Near the end of the year she wrote a grant and received an award for materials she could use the next year. This pleased her greatly and it seemed a vindication of her skills professionally. That was the high point — there were many low points.
She grew frustrated and often depressed. It just wasn’t working out. My wife and I had many discussions with her about various issues because we had a standing dinner date on Friday nights. We gave her what advice we could and once again her teaching skills were never in question as she continued to get excellent evaluations on her lessons.
Near the end of the school year her medication was adjusted by her doctor to try and ameliorate some of the radical mood swings.
On one hand she was worried that she would not be asked to return to the school and yet she was equally worried that she would be asked back.
We assured her that whatever happened she would have a job next year because the district was always short of special education teachers and her evaluations were good. We tried to persuade her she was golden.
The day she got got her RIF — Reduction In Force — notice, news that her job would not be filled the next year, she called and came over to talk with us.
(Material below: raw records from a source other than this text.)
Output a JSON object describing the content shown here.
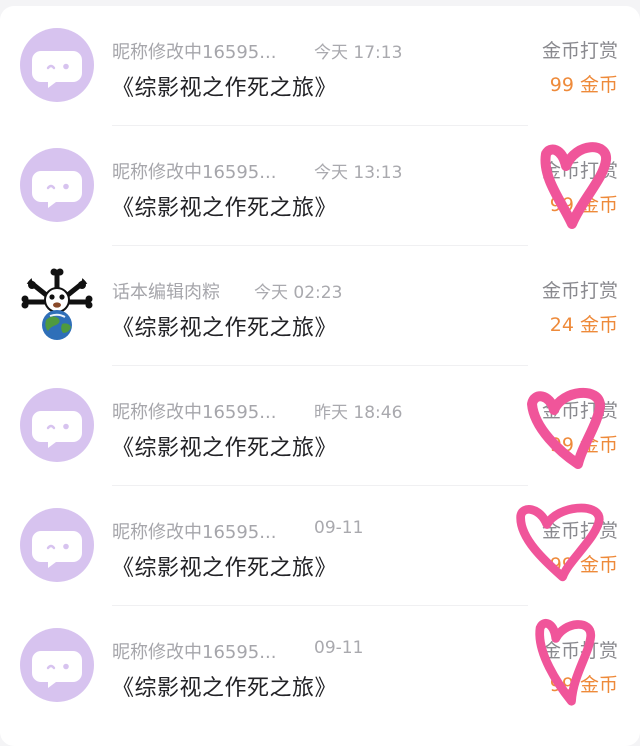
{
  "rows": [
    {
      "name": "昵称修改中16595...",
      "time": "今天 17:13",
      "title": "《综影视之作死之旅》",
      "action": "金币打赏",
      "amount": "99 金币",
      "avatar": "chat-bubble-icon"
    },
    {
      "name": "昵称修改中16595...",
      "time": "今天 13:13",
      "title": "《综影视之作死之旅》",
      "action": "金币打赏",
      "amount": "99 金币",
      "avatar": "chat-bubble-icon"
    },
    {
      "name": "话本编辑肉粽",
      "time": "今天 02:23",
      "title": "《综影视之作死之旅》",
      "action": "金币打赏",
      "amount": "24 金币",
      "avatar": "earth-cartoon-avatar"
    },
    {
      "name": "昵称修改中16595...",
      "time": "昨天 18:46",
      "title": "《综影视之作死之旅》",
      "action": "金币打赏",
      "amount": "99 金币",
      "avatar": "chat-bubble-icon"
    },
    {
      "name": "昵称修改中16595...",
      "time": "09-11",
      "title": "《综影视之作死之旅》",
      "action": "金币打赏",
      "amount": "99 金币",
      "avatar": "chat-bubble-icon"
    },
    {
      "name": "昵称修改中16595...",
      "time": "09-11",
      "title": "《综影视之作死之旅》",
      "action": "金币打赏",
      "amount": "99 金币",
      "avatar": "chat-bubble-icon"
    }
  ],
  "colors": {
    "avatar_bg": "#d7c3ef",
    "amount": "#ee8a3a",
    "heart_doodle": "#f0559a"
  }
}
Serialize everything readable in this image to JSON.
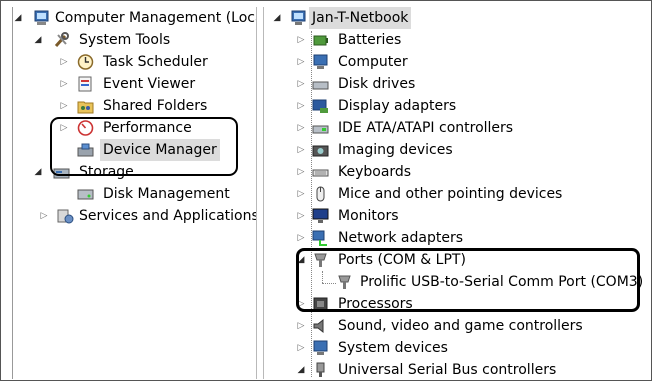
{
  "left_tree": {
    "root": "Computer Management (Local",
    "system_tools": "System Tools",
    "task_scheduler": "Task Scheduler",
    "event_viewer": "Event Viewer",
    "shared_folders": "Shared Folders",
    "performance": "Performance",
    "device_manager": "Device Manager",
    "storage": "Storage",
    "disk_management": "Disk Management",
    "services": "Services and Applications"
  },
  "device_tree": {
    "computer_name": "Jan-T-Netbook",
    "categories": [
      "Batteries",
      "Computer",
      "Disk drives",
      "Display adapters",
      "IDE ATA/ATAPI controllers",
      "Imaging devices",
      "Keyboards",
      "Mice and other pointing devices",
      "Monitors",
      "Network adapters",
      "Ports (COM & LPT)",
      "Processors",
      "Sound, video and game controllers",
      "System devices",
      "Universal Serial Bus controllers"
    ],
    "port_device": "Prolific USB-to-Serial Comm Port (COM3)"
  },
  "colors": {
    "selection": "#dcdcdc",
    "highlight_border": "#000000"
  }
}
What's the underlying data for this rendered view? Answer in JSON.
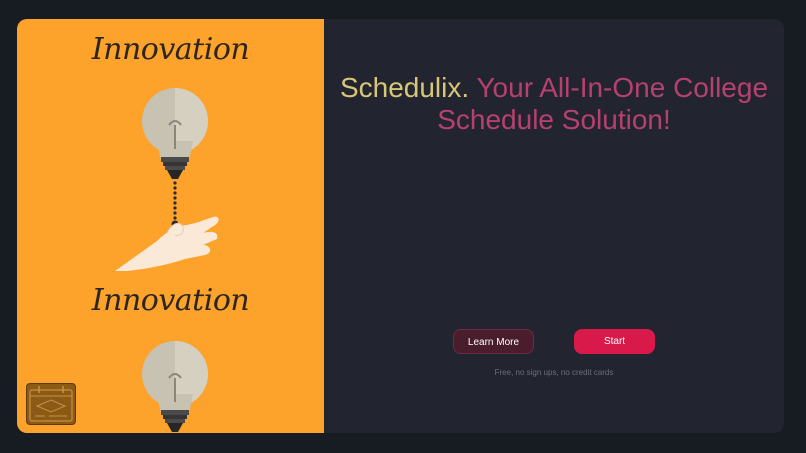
{
  "hero": {
    "illustration_text_top": "Innovation",
    "illustration_text_bottom": "Innovation",
    "illustration_icon": "light-bulb-pull-chain-icon",
    "logo_icon": "calendar-icon"
  },
  "headline": {
    "brand": "Schedulix.",
    "tagline": "Your All-In-One College Schedule Solution!"
  },
  "actions": {
    "learn_more_label": "Learn More",
    "start_label": "Start"
  },
  "note": "Free, no sign ups, no credit cards",
  "colors": {
    "background": "#171b22",
    "card": "#22252f",
    "accent_orange": "#fda22a",
    "brand_gold": "#d8c678",
    "tagline_pink": "#b6406f",
    "start_red": "#d8194a",
    "learn_more_maroon": "#4a1d2d"
  }
}
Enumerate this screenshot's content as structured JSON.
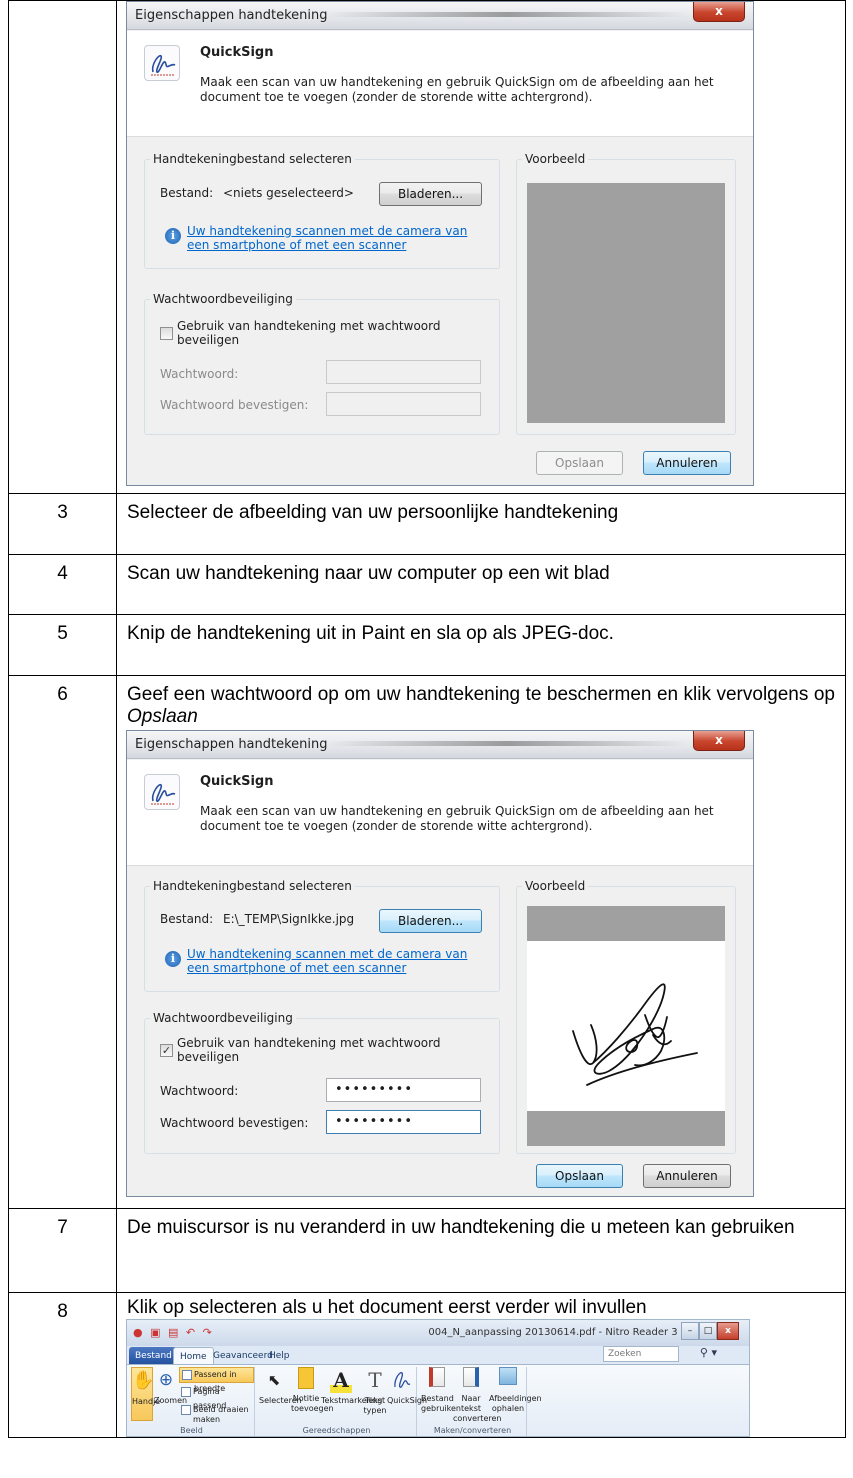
{
  "dialog1": {
    "title": "Eigenschappen handtekening",
    "close": "x",
    "app_name": "QuickSign",
    "description": "Maak een scan van uw handtekening en gebruik QuickSign om de afbeelding aan het document toe te voegen (zonder de storende witte achtergrond).",
    "file_group": "Handtekeningbestand selecteren",
    "file_label": "Bestand:",
    "file_value": "<niets geselecteerd>",
    "browse": "Bladeren...",
    "scan_link_1": "Uw handtekening scannen met de camera van",
    "scan_link_2": "een smartphone of met een scanner",
    "password_group": "Wachtwoordbeveiliging",
    "checkbox_label_1": "Gebruik van handtekening met wachtwoord",
    "checkbox_label_2": "beveiligen",
    "checked": false,
    "password_label": "Wachtwoord:",
    "confirm_label": "Wachtwoord bevestigen:",
    "password_value": "",
    "confirm_value": "",
    "preview_group": "Voorbeeld",
    "save": "Opslaan",
    "cancel": "Annuleren"
  },
  "rows": [
    {
      "num": "3",
      "text": "Selecteer de afbeelding van uw persoonlijke handtekening"
    },
    {
      "num": "4",
      "text": "Scan uw handtekening naar uw computer op een wit blad"
    },
    {
      "num": "5",
      "text": "Knip de handtekening uit in Paint en sla op als JPEG-doc."
    },
    {
      "num": "6",
      "text_before": "Geef een wachtwoord op om uw handtekening te beschermen en klik vervolgens op ",
      "text_em": "Opslaan"
    },
    {
      "num": "7",
      "text": "De muiscursor is nu veranderd in uw handtekening die u meteen kan gebruiken"
    },
    {
      "num": "8",
      "text": "Klik op selecteren als u het document eerst verder wil invullen"
    }
  ],
  "dialog2": {
    "title": "Eigenschappen handtekening",
    "close": "x",
    "app_name": "QuickSign",
    "description": "Maak een scan van uw handtekening en gebruik QuickSign om de afbeelding aan het document toe te voegen (zonder de storende witte achtergrond).",
    "file_group": "Handtekeningbestand selecteren",
    "file_label": "Bestand:",
    "file_value": "E:\\_TEMP\\SignIkke.jpg",
    "browse": "Bladeren...",
    "scan_link_1": "Uw handtekening scannen met de camera van",
    "scan_link_2": "een smartphone of met een scanner",
    "password_group": "Wachtwoordbeveiliging",
    "checkbox_label_1": "Gebruik van handtekening met wachtwoord",
    "checkbox_label_2": "beveiligen",
    "checked": true,
    "check_mark": "✓",
    "password_label": "Wachtwoord:",
    "confirm_label": "Wachtwoord bevestigen:",
    "password_value": "•••••••••",
    "confirm_value": "•••••••••",
    "preview_group": "Voorbeeld",
    "save": "Opslaan",
    "cancel": "Annuleren"
  },
  "ribbon": {
    "title": "004_N_aanpassing 20130614.pdf - Nitro Reader 3",
    "tabs": [
      "Bestand",
      "Home",
      "Geavanceerd",
      "Help"
    ],
    "search_placeholder": "Zoeken",
    "groups": {
      "beeld": {
        "name": "Beeld",
        "handje": "Handje",
        "zoomen": "Zoomen",
        "passend_breedte": "Passend in breedte",
        "pagina_passend": "Pagina passend maken",
        "beeld_draaien": "Beeld draaien"
      },
      "gereedschappen": {
        "name": "Gereedschappen",
        "selecteren": "Selecteren",
        "notitie_1": "Notitie",
        "notitie_2": "toevoegen",
        "tekstmarkering": "Tekstmarkering",
        "tekst_1": "Tekst",
        "tekst_2": "typen",
        "quicksign": "QuickSign"
      },
      "maken": {
        "name": "Maken/converteren",
        "bestand_1": "Bestand",
        "bestand_2": "gebruiken",
        "naartekst_1": "Naar tekst",
        "naartekst_2": "converteren",
        "afbeeldingen_1": "Afbeeldingen",
        "afbeeldingen_2": "ophalen"
      }
    }
  }
}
Again we assured her that this was simply procedure on the part of the district and she would be picked up soon. Funding was the main culprit, coupled with lowered enrollment so they were just “covering their ass” so to speak. She laughed about it at the time but my wife knew it really bothered her. One thing she was afraid of was that she wouldn’t have health insurance until rehired and that could take all summer.
She went to the meetings held by he district for those people who had been RIF-fed; employing a verb that has become common usage for describing the process. She was getting ready to go to a job fair; much like the one where she had been hired the year before. Some friends from work were going with her to ensure that she got all the interviews she wanted.
Yesterday she came by to wish my wife a Happy Mother’s Day as we were loading into the car to go to brunch. Her kids all live out of town so we invited her to join us, but she demurred saying she was going to church, something she had been doing lately. When she left she seemed in good spirits and we said we’d talk later.
Sometime last night she dressed for bed, put towels along the base of her garage door, climbed into the backseat of her car with the engine running and went to sleep.
She was found around four o’clock this afternoon by two colleagues who wondered why she hadn’t come to work.
I’m mad, I want to yell, I want to scream, I just don’t know who to scream at.